Ahead he could see a door on his left and an opening into the kitchen off to his right. The tension in the air was thick as salami. Ester was in planning mode and that was making him very nervous.
He was almost to the door on the left when he heard footfalls. It dawned on him that someone was running upstairs from the basement about the time the door was flung open. TJ came bursting through it.
Silas only had a second to decide what to do. He spun around, bringing up a foot. Ester had been distracted for only a moment, but it was long enough that she hadn’t gotten a shot off. He kicked at the gun in her hand, but the woman must have had a death grip on it. All he accomplished was shoving the gun off to the side.
The report of the shot was deafening in the small hallway. Sheetrock exploded on the wall to the right, sending a cloud of chalky dust into the air. Silas rushed Ester
, but not before she fired again. She was already swinging the gun back in his and TJ’s direction when it went off.
He grabbed the woman’s arm, heard her cry out as he wrenched it hard enough to take the gun from her bony fingers. She attacked him with her hands, flying at him. For her age, she was much stronger than he’d expected. With the gun still in his hand it was hard to wrestle her into compliance. He finally shoved her face-first into the wall and held her there as he pocketed the gun.
He realized he hadn’t heard a sound out of TJ. Turning to look, at first all he saw was the open basement door. Past it was a bare foot, the high heel shoe she’d been wearing lying next to it.
“TJ?”
No answer.
He fought to move the struggling Ester along the wall so he could see TJ. Reaching the door, he slammed it closed. Sitting in the hallway staring was the woman he’d fallen in love with even before he’d met her. She had a hand over her side, blood leaking from between her fingers.
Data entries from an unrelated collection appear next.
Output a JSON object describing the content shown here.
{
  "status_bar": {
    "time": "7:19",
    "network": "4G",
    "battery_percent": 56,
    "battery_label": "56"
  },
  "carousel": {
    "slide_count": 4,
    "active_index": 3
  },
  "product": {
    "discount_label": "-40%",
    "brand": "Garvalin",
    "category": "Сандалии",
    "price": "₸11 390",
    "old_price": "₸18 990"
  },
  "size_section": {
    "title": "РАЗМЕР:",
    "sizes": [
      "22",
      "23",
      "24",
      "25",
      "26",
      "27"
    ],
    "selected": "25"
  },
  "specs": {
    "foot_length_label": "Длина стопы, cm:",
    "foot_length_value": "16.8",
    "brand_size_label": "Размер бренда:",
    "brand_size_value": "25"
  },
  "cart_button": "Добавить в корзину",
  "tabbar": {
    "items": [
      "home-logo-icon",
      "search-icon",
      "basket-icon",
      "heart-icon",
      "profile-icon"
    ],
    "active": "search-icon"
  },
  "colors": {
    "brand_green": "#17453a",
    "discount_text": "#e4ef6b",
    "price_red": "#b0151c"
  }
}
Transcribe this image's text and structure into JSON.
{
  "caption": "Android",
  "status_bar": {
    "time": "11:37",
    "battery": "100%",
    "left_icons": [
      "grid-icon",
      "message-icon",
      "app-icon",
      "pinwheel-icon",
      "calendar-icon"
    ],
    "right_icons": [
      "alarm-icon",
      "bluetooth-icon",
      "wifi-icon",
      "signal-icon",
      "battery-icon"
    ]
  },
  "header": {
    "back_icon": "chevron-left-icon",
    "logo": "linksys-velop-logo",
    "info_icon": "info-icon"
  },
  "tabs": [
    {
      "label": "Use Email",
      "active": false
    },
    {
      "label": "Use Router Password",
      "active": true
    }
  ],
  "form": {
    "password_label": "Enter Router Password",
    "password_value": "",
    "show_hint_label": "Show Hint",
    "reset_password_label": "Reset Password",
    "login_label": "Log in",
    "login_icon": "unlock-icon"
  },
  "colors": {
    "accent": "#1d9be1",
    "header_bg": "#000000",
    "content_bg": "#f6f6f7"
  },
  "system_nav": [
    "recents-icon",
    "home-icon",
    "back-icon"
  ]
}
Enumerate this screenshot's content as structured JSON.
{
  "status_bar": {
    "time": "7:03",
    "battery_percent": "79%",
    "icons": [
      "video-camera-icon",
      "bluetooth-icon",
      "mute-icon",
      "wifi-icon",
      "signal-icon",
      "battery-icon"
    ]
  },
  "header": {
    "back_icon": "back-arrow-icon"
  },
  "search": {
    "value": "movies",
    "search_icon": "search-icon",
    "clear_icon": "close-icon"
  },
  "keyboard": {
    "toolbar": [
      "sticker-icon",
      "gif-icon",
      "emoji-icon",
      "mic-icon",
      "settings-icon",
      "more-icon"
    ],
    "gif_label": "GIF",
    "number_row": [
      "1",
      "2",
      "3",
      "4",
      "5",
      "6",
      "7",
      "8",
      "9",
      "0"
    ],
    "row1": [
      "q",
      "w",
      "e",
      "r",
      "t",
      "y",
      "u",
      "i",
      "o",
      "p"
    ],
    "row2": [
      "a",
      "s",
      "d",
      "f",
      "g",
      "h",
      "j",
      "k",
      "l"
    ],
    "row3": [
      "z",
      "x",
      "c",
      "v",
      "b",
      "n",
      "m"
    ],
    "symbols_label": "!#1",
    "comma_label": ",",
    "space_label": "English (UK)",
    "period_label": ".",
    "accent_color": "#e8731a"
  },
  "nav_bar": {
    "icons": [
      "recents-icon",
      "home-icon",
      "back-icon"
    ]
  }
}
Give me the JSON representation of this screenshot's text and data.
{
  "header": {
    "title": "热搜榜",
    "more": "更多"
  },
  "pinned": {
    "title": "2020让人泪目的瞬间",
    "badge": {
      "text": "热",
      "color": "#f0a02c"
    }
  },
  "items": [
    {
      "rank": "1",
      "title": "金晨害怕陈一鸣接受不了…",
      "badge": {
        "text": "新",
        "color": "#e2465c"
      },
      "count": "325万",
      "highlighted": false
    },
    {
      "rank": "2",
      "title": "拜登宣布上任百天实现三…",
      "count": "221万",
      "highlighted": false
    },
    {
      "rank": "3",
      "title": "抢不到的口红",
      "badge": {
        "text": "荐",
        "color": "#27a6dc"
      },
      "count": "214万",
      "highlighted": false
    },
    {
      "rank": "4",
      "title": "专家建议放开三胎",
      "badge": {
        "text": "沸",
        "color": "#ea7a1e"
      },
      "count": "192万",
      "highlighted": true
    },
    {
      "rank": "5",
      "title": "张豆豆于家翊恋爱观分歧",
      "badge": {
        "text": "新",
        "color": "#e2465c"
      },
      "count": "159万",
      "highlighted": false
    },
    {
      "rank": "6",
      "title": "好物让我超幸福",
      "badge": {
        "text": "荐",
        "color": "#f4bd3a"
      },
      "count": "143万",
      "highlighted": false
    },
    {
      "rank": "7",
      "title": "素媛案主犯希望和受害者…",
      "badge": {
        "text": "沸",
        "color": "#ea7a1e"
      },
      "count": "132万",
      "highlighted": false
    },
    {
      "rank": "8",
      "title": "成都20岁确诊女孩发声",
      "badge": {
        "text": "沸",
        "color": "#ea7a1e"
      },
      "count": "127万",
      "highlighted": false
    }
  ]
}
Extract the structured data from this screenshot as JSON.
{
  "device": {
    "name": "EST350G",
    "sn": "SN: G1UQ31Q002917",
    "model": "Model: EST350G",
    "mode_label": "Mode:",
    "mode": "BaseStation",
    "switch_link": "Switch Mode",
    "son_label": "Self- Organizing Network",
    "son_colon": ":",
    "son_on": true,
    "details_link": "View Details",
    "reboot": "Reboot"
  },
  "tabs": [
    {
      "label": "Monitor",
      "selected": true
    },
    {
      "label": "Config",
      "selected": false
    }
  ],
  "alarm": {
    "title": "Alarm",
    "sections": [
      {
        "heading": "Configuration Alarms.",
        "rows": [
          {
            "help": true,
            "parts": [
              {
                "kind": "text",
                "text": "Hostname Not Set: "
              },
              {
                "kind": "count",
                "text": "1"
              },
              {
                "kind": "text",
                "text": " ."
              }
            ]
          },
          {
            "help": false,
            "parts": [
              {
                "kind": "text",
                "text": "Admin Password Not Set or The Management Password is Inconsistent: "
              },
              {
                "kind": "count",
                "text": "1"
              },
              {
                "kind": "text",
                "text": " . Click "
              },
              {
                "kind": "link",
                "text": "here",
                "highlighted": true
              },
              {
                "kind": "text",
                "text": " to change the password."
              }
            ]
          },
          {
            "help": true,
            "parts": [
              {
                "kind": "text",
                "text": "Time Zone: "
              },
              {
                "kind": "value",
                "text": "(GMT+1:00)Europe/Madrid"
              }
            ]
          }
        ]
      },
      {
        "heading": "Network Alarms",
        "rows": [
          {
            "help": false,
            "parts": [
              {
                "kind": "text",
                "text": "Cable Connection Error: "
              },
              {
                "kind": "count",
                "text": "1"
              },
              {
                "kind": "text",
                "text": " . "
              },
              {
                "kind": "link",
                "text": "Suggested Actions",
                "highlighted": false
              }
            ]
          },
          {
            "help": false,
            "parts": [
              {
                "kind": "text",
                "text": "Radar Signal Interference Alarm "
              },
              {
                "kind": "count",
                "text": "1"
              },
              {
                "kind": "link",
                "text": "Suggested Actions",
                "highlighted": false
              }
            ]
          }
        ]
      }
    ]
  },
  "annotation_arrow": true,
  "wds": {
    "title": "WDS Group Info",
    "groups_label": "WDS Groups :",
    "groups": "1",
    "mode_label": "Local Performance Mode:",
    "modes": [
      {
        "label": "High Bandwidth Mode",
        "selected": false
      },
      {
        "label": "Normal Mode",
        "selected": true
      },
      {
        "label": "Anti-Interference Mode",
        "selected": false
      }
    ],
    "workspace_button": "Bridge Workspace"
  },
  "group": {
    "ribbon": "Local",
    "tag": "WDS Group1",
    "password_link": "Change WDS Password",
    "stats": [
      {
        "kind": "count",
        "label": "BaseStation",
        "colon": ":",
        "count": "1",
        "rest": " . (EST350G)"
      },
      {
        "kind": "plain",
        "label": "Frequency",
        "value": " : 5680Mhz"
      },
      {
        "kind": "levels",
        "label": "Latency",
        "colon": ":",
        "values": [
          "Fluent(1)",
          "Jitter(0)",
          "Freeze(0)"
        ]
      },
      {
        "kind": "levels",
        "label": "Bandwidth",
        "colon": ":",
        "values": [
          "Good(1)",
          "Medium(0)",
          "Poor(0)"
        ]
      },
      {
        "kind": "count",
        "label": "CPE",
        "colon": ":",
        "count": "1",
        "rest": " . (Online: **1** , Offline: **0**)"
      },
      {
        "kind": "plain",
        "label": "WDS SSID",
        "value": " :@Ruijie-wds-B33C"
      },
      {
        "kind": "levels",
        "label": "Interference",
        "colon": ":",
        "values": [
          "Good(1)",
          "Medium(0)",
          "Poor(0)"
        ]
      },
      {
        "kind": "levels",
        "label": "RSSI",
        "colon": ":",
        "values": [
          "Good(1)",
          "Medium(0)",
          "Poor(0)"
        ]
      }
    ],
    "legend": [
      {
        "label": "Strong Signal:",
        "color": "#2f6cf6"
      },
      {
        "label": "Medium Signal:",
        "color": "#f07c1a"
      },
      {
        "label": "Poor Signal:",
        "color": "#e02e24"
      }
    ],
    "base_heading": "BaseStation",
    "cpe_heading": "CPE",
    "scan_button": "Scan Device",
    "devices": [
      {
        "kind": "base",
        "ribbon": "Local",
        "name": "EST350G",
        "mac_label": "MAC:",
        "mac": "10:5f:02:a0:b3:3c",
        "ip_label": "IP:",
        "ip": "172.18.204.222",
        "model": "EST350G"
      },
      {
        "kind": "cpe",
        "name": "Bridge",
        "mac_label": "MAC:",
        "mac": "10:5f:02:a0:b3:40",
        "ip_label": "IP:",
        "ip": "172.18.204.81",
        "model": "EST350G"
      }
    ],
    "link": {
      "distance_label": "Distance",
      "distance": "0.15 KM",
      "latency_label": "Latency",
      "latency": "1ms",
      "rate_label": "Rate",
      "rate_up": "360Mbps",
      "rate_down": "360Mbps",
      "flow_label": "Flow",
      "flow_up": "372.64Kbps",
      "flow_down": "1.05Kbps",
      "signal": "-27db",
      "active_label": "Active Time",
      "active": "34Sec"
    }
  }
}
“TJ!” he cried, giving up on trying to hold Ester. He opened the basement door and put her down on the first step before closing the door and locking it. Then he dropped beside TJ and tried to call 911 at the same time as he worked to stanch the bleeding. “You’re going to be all right,” he kept saying, praying it would be true. “You’re going to be all right.”
He held her as the sound of sirens filled the air.
Chapter Twenty-One
TJ remembered little after she was shot other than being in Silas’s arms and then holding his hand in the ambulance. It had all seemed like a bad dream. Or an ending to one of her books. The scream of the sirens. The blood. The feeling that it was over and yet not knowing if everyone would get out alive.
She vaguely remembered seeing her sisters as she was being wheeled down to surgery. They were both crying. Chloe telling her not to die. Annabelle saying something about Christmas. And Silas standing at the end of the hall, his face a mask of pain and worry. The rest was a blur of dreams and waking up in the middle of the night to see a nurse bending over her.